Friday, November 30, 2012

scrum fun 3

So as mentioned in prior entries on my Friday scrum I like to play little games or put challenges to the team to determine the order that we’re going to go proceed through the scrum.  I’m particularly proud of the way that this one came off.

So on Wed’s scrum I told the guys that I was going to give them a hint towards the Friday challenge.  It was a simple hint, ‘Get to know each other.’  Man did that ever fuel their creative juices. They grilled the heck out of me for further information but I was stalwart in my information scroogery.   At Thursday’s scrum they asked me pretty please for another hint.  So I gave them an even more dastardly hint, ‘Remember what you’ve learned.’

On Thursday I received a questionnaire from a team member about hobbies and favourite colour and stuff like that.  I answered the questions and sent them out to the entire team.  And I found out on Friday that across Wed and Thurs the team spent a bunch of emails passing information about each other around.  Even if I ended up sick on Friday and the challenge had never happened, this would still have been great team building.  The team worked together to attempt to beat the challenge and help each other succeed at the same time as building stronger connections with each other. 

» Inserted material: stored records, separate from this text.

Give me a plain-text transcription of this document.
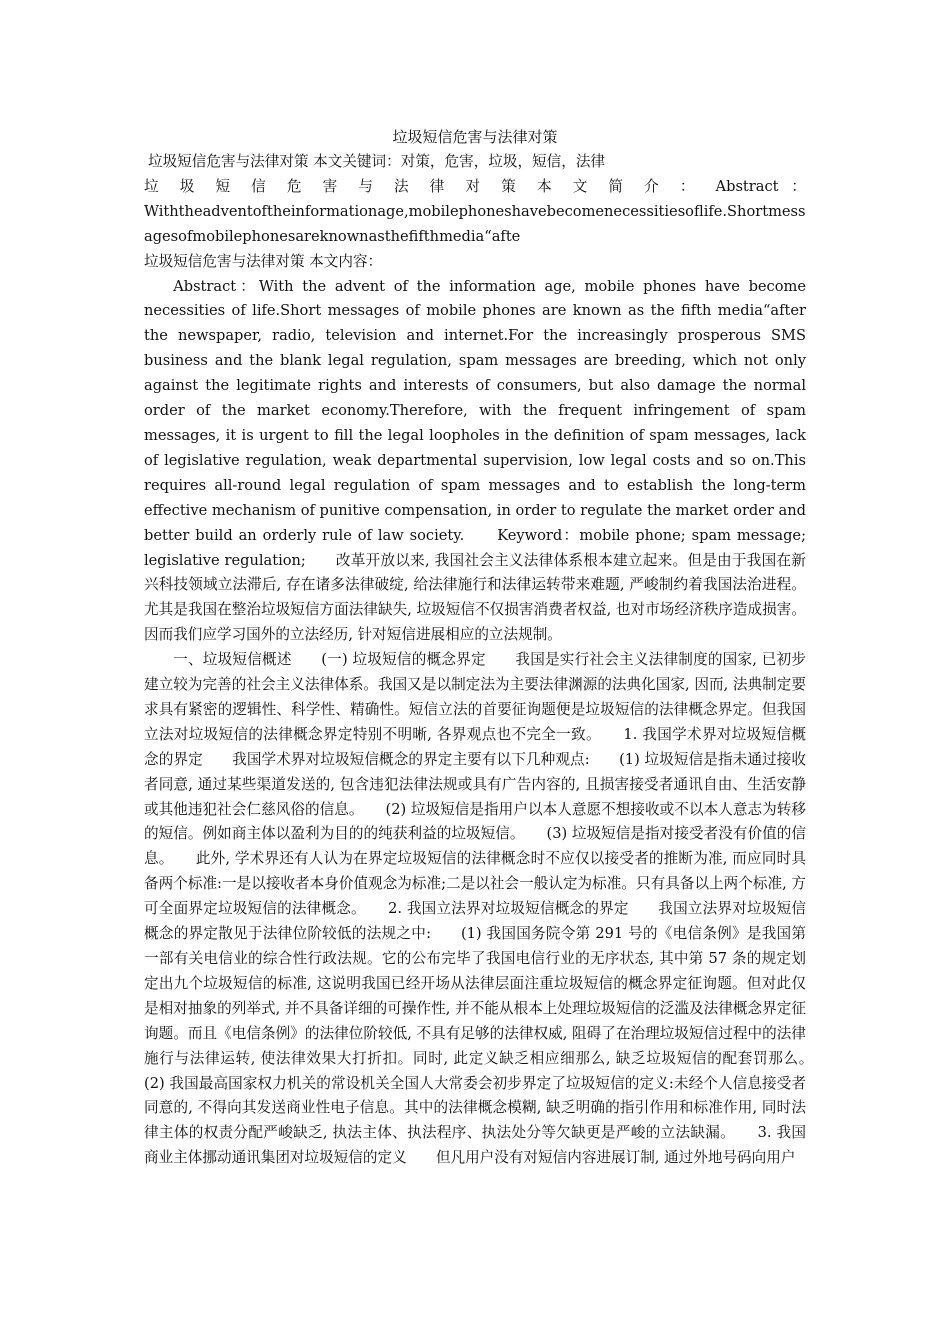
垃圾短信危害与法律对策

垃圾短信危害与法律对策 本文关键词：对策，危害，垃圾，短信，法律

垃 圾 短 信 危 害 与 法 律 对 策 本 文 简 介 ： Abstract ：

Withtheadventoftheinformationage,mobilephoneshavebecomenecessitiesoflife.Shortmessagesofmobilephonesareknownasthefifthmedia“afte

垃圾短信危害与法律对策 本文内容：

Abstract：With the advent of the information age, mobile phones have become necessities of life.Short messages of mobile phones are known as the fifth media“after the newspaper, radio, television and internet.For the increasingly prosperous SMS business and the blank legal regulation, spam messages are breeding, which not only against the legitimate rights and interests of consumers, but also damage the normal order of the market economy.Therefore, with the frequent infringement of spam messages, it is urgent to fill the legal loopholes in the definition of spam messages, lack of legislative regulation, weak departmental supervision, low legal costs and so on.This requires all-round legal regulation of spam messages and to establish the long-term effective mechanism of punitive compensation, in order to regulate the market order and better build an orderly rule of law society.　　Keyword：mobile phone; spam message; legislative regulation;　　改革开放以来, 我国社会主义法律体系根本建立起来。但是由于我国在新兴科技领域立法滞后, 存在诸多法律破绽, 给法律施行和法律运转带来难题, 严峻制约着我国法治进程。尤其是我国在整治垃圾短信方面法律缺失, 垃圾短信不仅损害消费者权益, 也对市场经济秩序造成损害。因而我们应学习国外的立法经历, 针对短信进展相应的立法规制。

一、垃圾短信概述　　(一) 垃圾短信的概念界定　　我国是实行社会主义法律制度的国家, 已初步建立较为完善的社会主义法律体系。我国又是以制定法为主要法律渊源的法典化国家, 因而, 法典制定要求具有紧密的逻辑性、科学性、精确性。短信立法的首要征询题便是垃圾短信的法律概念界定。但我国立法对垃圾短信的法律概念界定特别不明晰, 各界观点也不完全一致。　　1. 我国学术界对垃圾短信概念的界定　　我国学术界对垃圾短信概念的界定主要有以下几种观点:　　(1) 垃圾短信是指未通过接收者同意, 通过某些渠道发送的, 包含违犯法律法规或具有广告内容的, 且损害接受者通讯自由、生活安静或其他违犯社会仁慈风俗的信息。　　(2) 垃圾短信是指用户以本人意愿不想接收或不以本人意志为转移的短信。例如商主体以盈利为目的的纯获利益的垃圾短信。　　(3) 垃圾短信是指对接受者没有价值的信息。　　此外, 学术界还有人认为在界定垃圾短信的法律概念时不应仅以接受者的推断为准, 而应同时具备两个标准:一是以接收者本身价值观念为标准;二是以社会一般认定为标准。只有具备以上两个标准, 方可全面界定垃圾短信的法律概念。　　2. 我国立法界对垃圾短信概念的界定　　我国立法界对垃圾短信概念的界定散见于法律位阶较低的法规之中:　　(1) 我国国务院令第 291 号的《电信条例》是我国第一部有关电信业的综合性行政法规。它的公布完毕了我国电信行业的无序状态, 其中第 57 条的规定划定出九个垃圾短信的标准, 这说明我国已经开场从法律层面注重垃圾短信的概念界定征询题。但对此仅是相对抽象的列举式, 并不具备详细的可操作性, 并不能从根本上处理垃圾短信的泛滥及法律概念界定征询题。而且《电信条例》的法律位阶较低, 不具有足够的法律权威, 阻碍了在治理垃圾短信过程中的法律施行与法律运转, 使法律效果大打折扣。同时, 此定义缺乏相应细那么, 缺乏垃圾短信的配套罚那么。　　(2) 我国最高国家权力机关的常设机关全国人大常委会初步界定了垃圾短信的定义:未经个人信息接受者同意的, 不得向其发送商业性电子信息。其中的法律概念模糊, 缺乏明确的指引作用和标准作用, 同时法律主体的权责分配严峻缺乏, 执法主体、执法程序、执法处分等欠缺更是严峻的立法缺漏。　　3. 我国商业主体挪动通讯集团对垃圾短信的定义　　但凡用户没有对短信内容进展订制, 通过外地号码向用户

So we come to the scrum this morning.  One of the team members asks me before we go in if they are allowed to bring in notes.  My response to that was essentially the same as the one I had to the team member holding a sheet of paper when I got in there and took it away from him.

The challenge had two parts. The first part was that each person around the circle was given 2 seconds to say out to the team the first names of their siblings and/or children.  I stressed that even though they had to be fast that they should be clear in their statements or their team members would have trouble with the next phase.  If they took longer than 2 seconds they would not be considered for the prize at the end of the challenge.  I included this simply because a common theme in our challenges is building up their capabilities to think and respond quickly.  In addition we only have 15 mins for our scrum and the challenges make it quite, um, challenging to get out on time.

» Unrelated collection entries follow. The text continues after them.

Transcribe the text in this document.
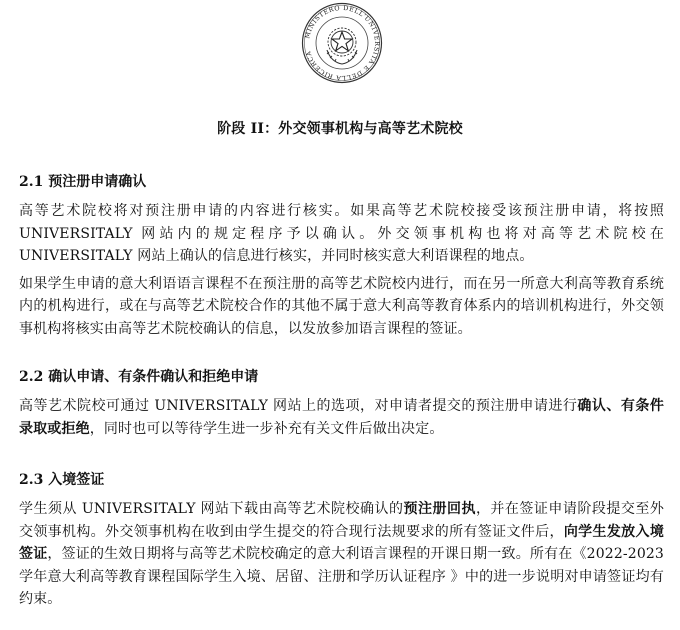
MINISTERO DELL'UNIVERSITÀ E DELLA RICERCA
阶段 II：外交领事机构与高等艺术院校
2.1 预注册申请确认

高等艺术院校将对预注册申请的内容进行核实。如果高等艺术院校接受该预注册申请，将按照 UNIVERSITALY 网站内的规定程序予以确认。外交领事机构也将对高等艺术院校在 UNIVERSITALY 网站上确认的信息进行核实，并同时核实意大利语课程的地点。

如果学生申请的意大利语语言课程不在预注册的高等艺术院校内进行，而在另一所意大利高等教育系统内的机构进行，或在与高等艺术院校合作的其他不属于意大利高等教育体系内的培训机构进行，外交领事机构将核实由高等艺术院校确认的信息，以发放参加语言课程的签证。

2.2 确认申请、有条件确认和拒绝申请

高等艺术院校可通过 UNIVERSITALY 网站上的选项，对申请者提交的预注册申请进行确认、有条件录取或拒绝，同时也可以等待学生进一步补充有关文件后做出决定。

2.3 入境签证

学生须从 UNIVERSITALY 网站下载由高等艺术院校确认的预注册回执，并在签证申请阶段提交至外交领事机构。外交领事机构在收到由学生提交的符合现行法规要求的所有签证文件后，向学生发放入境签证，签证的生效日期将与高等艺术院校确定的意大利语言课程的开课日期一致。所有在《2022-2023 学年意大利高等教育课程国际学生入境、居留、注册和学历认证程序 》中的进一步说明对申请签证均有约束。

For the prize, which I only told them was something small, it was just an entry coupon in the charity draw that we’re working this season.  Each coupon was only .25 cents so it really was a small prize.

We got through the naming sections pretty well, although some could have been faster and I laid out the proper challenge for them.

Each person, on their turn has to first pick another member of the team who had not gone and choose a name from their prior list that had not yet been used in the challenge.  That person would go next.  Then they had to name one name for each other team member that had already gone.  These secondary names could be repeats of prior usage (ie it could be the name was used to pick the last guy).  No one could use their own names.   You may not ask anyone for any further information once the challenge commences – which while I love that my team really likes to try and help each other succeed with their challenges, isn’t

Usually at my scrums I go last.  This doesn’t always hold on challenge day and in fact today I went first.  Specifically because two of my team members are brothers and I wanted to take that selection out of the equation.  I chose one brother and used his brother’s name as my name choice.  It proceeded.  Not everyone succeeded but they had fun trying (I think) and the best part was by the time we got to 4 or 5, people were reciting the other names pretty quickly and getting them right.   The hardest go was the last guy, who had to pick one of my sibling’s names.  And unfortunately one had already been used so he had to pick the only one left.  He didn’t make it. 

There were complaints that siblings and children’s names wasn’t one of the things that they studied but there’s a lesson in that about assumptions being made as well. 

To Paraphrase, ‘the challenges will continue, as evil or greater, until morale improves.’